Home / Sports / Bangal the Great, fans punch ‘Bangladeshi’ taunts

Bangal the Great, fans punch ‘Bangladeshi’ taunts

The total cost of the giant tifos, made by East Bengal Ultras, was Rs 55,000
Narayan Debnath’s iconic comic book character Bantul the Great becomes Bangal the Great 
in this East Bengal tifo in protest against the new citizenship regime.
Narayan Debnath’s iconic comic book character Bantul the Great becomes Bangal the Great in this East Bengal tifo in protest against the new citizenship regime.
Picture by Sanat Kr. Sinha

Angshuman Roy   |   Calcutta   |   Published 20.01.20, 09:37 PM

East Bengal Ultras, the fan group which unfurled three anti-CAA banners during Sunday’s I-League Derby clash against Mohun Bagan, on Monday said they had conceptualised their campaign during the Assam agitation.

The protests in Assam against CAA and NRC gained momentum from December 12, a day after the Citizenship Amendment Bill (CAB) became an Act.

“Some people were taunting us regarding NRC and CAB. So we thought of coming up with something for the December 22 Derby. Accordingly everything was done by the second week of last month. But that Derby got postponed. So we had to wait,” a member of the fan group told The Telegraph on Monday.

The first banner, or tifo, showed Bantul the Great, a popular superhero Bengali comic strip character created by Narayan Debnath, in East Bengal colours, being taunted by bete noirs Bacchu and Bicchu. “Ki re Bangal, NRC ashche! (You refugee, NRC is coming)!” it read. The next tifo showed Bantul as Bangal the Great punching the duo.

The last banner caught the imagination of the country. “Rokto diye kena maati, kagoj diye noy (Land bought with blood, not paper),” it read.

Most East Bengal fans trace their roots to present-day Bangladesh, while arch-rivals Mohun Bagan boast a support base of “ghotis” (those of south-central Bengal origin).

The banner became a rage among opponents of the CAA and NRC, almost overshadowing Bagan’s 2-1 victory.

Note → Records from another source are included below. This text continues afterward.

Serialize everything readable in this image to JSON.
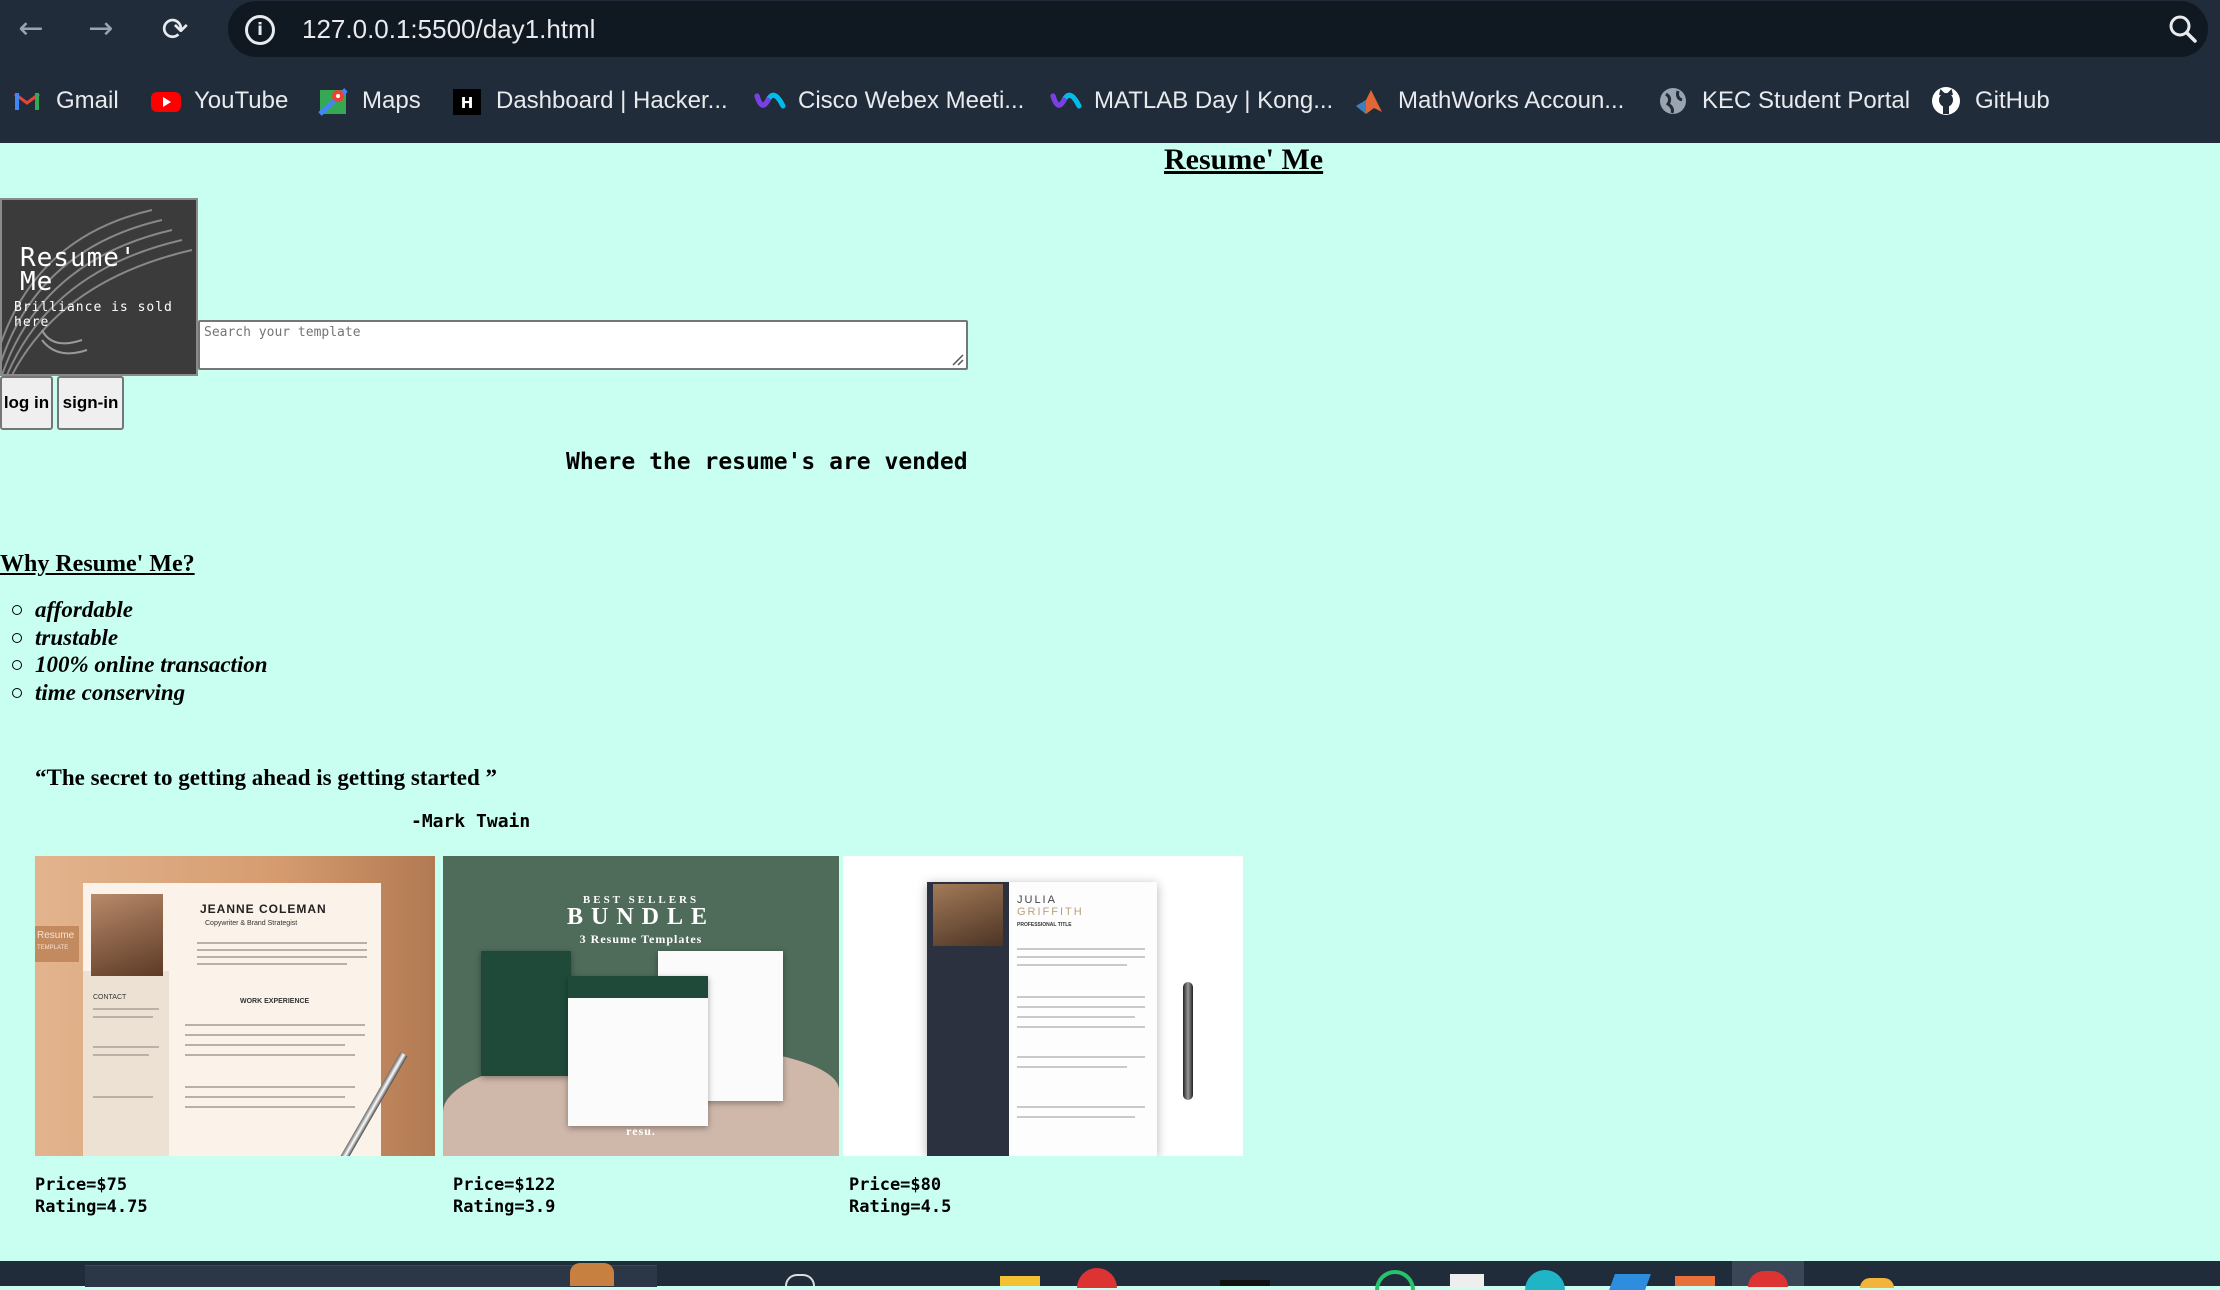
{
  "browser": {
    "url": "127.0.0.1:5500/day1.html",
    "bookmarks": [
      {
        "label": "Gmail",
        "icon": "gmail-icon"
      },
      {
        "label": "YouTube",
        "icon": "youtube-icon"
      },
      {
        "label": "Maps",
        "icon": "maps-icon"
      },
      {
        "label": "Dashboard | Hacker...",
        "icon": "hackerrank-icon"
      },
      {
        "label": "Cisco Webex Meeti...",
        "icon": "webex-icon"
      },
      {
        "label": "MATLAB Day | Kong...",
        "icon": "webex-icon"
      },
      {
        "label": "MathWorks Accoun...",
        "icon": "matlab-icon"
      },
      {
        "label": "KEC Student Portal",
        "icon": "globe-icon"
      },
      {
        "label": "GitHub",
        "icon": "github-icon"
      }
    ]
  },
  "page": {
    "title": "Resume' Me",
    "logo": {
      "line1": "Resume'",
      "line2": "Me",
      "tagline": "Brilliance is sold here"
    },
    "search_placeholder": "Search your template",
    "login_label": "log in",
    "signin_label": "sign-in",
    "tagline": "Where the resume's are vended",
    "why_heading": "Why Resume' Me?",
    "features": [
      "affordable",
      "trustable",
      "100% online transaction",
      "time conserving"
    ],
    "quote": "“The secret to getting ahead is getting started ”",
    "author": "-Mark Twain",
    "products": [
      {
        "price": "Price=$75",
        "rating": "Rating=4.75",
        "image": {
          "name": "JEANNE COLEMAN",
          "subtitle": "Copywriter & Brand Strategist",
          "side_tag": "Resume",
          "side_tag2": "TEMPLATE",
          "section": "WORK EXPERIENCE",
          "contact": "CONTACT"
        }
      },
      {
        "price": "Price=$122",
        "rating": "Rating=3.9",
        "image": {
          "line1": "BEST SELLERS",
          "line2": "BUNDLE",
          "line3": "3 Resume Templates",
          "brand": "resu."
        }
      },
      {
        "price": "Price=$80",
        "rating": "Rating=4.5",
        "image": {
          "first": "JULIA",
          "last": "GRIFFITH",
          "title": "PROFESSIONAL TITLE"
        }
      }
    ]
  },
  "colors": {
    "page_bg": "#c8fff1",
    "chrome_bg": "#202c3a",
    "omnibox_bg": "#101822"
  }
}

The fan group said they had to face abuse from trolls on social media on Monday. “Irrespective of which club they support, a section of the fans is abusing us since morning. There are threats also. But the majority are with us,” the member added.

On Monday, the fan group posted a statement on their Twitter handle. “We have raised our voice against those who keep instigating us, hitting on our Bengal sentiment each and every time. We raised our voices against those who keep intimidating/threatening us by calling us Bangladeshi… Thanks to all the media houses for appreciating the idea… We would like to add that in no way is our protest related to any political party. Thank you all for the love and support,” they said.

According to one of the members, the group had a brainstorming session regarding the tifo in early December and shortlisted two to three ideas. “In Europe we have seen fans making tifos on superheroes like Batman and Superman. So we thought how about depicting Bantul the Great as a refugee. He is part of our growing up years. That’s how it began,” the member said.

“The entire process was very cumbersome. First we had to design it on photoshop, then some members, who are good with sketches, did their part and later the colouring part. We always prepare tifos in Sonarpur,” he added.

The total cost for the banners was around Rs 55,000 and most of the money was raised through an online donation campaign. “That’s a common practice among fan groups of most of the clubs. Online campaigns and sale of memorabilia are always helpful,” he said.

Meanwhile Debabrata Sarkar, senior official of the club, said in a democratic country everyone has the freedom to express views.